9 Making Connections: Potential for Teaching Design/Design Thinking in a Classroom

 

  1. In my digital stewardship I created two 2d graphic design lessons, one for middle school students and then other for grad school students. These lessons could be adapted for various age groups. In the middle school lesson plan, Invisible Ideas: Abstract Shape Design, students would explore how works of art can communicate ideas that cannot be directly seen (such as emotions, movement, energy etc.) through abstract visual elements. Using the online design platform Canva, students would create a digital composition using shapes, color, and arrangement to express an idea or feeling. In the grad school lesson plan, Designing Identity: Personal Logo Creation, students would create a personal logo representing themselves as artists and educators. 


  1. I believe that the elements and principles of art and design can be woven into the classroom organically, rather than taught through isolated lessons that ask students to explicitly demonstrate them. Instead, these concepts can emerge naturally through the making process and later be identified within students’ work. In this way, the elements and principles become integrated vocabulary that students use in discussion and critique, rather than rigid concepts applied on demand.


  1. I looked more into design thinking after our last class and realized my previous understanding of design was fairly narrow, mostly centered on graphic design. Google Gemini defines design thinking as “a human-centered, iterative, and non-linear process aimed at solving complex problems through empathy, experimentation, and testing” (“design thinking definition”).

The video we watched highlighted that teachers already engage in this process in student-centered classrooms by constantly adapting to meet students’ needs.
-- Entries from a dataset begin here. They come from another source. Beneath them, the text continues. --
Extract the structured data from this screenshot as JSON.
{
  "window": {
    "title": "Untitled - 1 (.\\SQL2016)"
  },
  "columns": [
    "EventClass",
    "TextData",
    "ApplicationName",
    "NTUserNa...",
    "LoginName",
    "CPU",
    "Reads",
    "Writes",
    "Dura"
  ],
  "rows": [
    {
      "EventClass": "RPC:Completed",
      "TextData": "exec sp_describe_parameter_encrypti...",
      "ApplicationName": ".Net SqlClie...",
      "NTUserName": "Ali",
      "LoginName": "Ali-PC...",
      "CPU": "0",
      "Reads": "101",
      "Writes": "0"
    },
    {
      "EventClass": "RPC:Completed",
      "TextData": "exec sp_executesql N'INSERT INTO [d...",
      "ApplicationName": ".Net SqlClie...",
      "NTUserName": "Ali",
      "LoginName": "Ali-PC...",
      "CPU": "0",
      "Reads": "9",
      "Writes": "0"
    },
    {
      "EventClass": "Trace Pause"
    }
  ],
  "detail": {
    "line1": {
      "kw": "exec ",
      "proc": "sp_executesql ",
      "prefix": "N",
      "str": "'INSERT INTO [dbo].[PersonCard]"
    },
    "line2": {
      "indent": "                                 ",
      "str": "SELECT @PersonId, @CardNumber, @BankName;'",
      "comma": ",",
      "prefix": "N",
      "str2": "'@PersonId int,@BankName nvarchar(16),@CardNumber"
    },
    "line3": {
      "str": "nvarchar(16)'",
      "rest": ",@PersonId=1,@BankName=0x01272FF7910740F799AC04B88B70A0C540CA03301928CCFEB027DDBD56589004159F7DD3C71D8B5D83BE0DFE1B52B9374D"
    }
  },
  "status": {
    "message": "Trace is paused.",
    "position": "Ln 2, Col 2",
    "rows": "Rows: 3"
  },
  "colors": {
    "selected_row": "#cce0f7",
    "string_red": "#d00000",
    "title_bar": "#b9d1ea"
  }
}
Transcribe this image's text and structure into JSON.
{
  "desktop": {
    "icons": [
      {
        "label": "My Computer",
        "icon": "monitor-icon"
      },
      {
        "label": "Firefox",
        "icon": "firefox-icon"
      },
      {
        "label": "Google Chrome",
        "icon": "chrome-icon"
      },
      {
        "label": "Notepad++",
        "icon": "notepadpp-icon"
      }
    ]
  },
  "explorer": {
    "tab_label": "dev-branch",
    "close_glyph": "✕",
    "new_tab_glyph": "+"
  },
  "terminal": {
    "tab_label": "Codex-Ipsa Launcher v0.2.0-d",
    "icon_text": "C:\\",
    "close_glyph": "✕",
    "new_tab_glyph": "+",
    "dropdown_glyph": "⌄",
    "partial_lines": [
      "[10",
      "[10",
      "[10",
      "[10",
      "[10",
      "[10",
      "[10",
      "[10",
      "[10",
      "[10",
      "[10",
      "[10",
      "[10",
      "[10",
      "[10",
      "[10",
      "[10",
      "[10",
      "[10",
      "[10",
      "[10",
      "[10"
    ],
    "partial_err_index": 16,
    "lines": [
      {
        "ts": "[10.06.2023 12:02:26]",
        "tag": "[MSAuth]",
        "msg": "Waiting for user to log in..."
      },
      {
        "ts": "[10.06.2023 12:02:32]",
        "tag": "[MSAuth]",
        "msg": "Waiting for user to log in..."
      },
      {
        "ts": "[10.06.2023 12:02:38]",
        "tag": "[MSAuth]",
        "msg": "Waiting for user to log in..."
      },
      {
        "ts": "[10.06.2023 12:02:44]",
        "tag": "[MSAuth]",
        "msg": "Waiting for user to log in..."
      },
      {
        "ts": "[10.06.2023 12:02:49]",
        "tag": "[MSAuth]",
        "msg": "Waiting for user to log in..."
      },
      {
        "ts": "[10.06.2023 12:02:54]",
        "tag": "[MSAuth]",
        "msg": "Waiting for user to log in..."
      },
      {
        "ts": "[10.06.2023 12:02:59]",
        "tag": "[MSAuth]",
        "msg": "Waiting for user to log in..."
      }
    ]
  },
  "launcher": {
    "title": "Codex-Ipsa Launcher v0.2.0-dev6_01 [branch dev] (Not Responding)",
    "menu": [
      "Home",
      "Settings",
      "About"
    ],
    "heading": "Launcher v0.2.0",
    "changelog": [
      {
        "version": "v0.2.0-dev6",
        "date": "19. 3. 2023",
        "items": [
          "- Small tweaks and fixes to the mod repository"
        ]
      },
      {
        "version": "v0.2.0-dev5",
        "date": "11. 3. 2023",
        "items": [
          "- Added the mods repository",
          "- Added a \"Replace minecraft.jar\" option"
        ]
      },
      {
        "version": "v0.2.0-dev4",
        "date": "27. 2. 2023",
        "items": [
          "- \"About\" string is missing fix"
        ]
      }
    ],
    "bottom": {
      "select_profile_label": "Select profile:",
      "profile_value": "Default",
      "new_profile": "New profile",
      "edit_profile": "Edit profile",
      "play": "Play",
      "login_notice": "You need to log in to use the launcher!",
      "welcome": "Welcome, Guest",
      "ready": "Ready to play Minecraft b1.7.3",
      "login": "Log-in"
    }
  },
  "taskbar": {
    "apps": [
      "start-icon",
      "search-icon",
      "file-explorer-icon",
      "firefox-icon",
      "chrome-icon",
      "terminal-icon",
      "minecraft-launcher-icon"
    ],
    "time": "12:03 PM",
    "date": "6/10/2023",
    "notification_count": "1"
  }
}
In the art classroom, this could translate into a lesson where students identify a problem with a common object and design a prototype to improve it—for example, redesigning a backpack for comfort or a chair for better support. This encourages creativity, empathy, and problem-solving while applying design skills.

Reference

                   "design thinking definition" prompt. Gemini, March 28 version, Google, 28 Mar. 2024,                      gemini.google.com.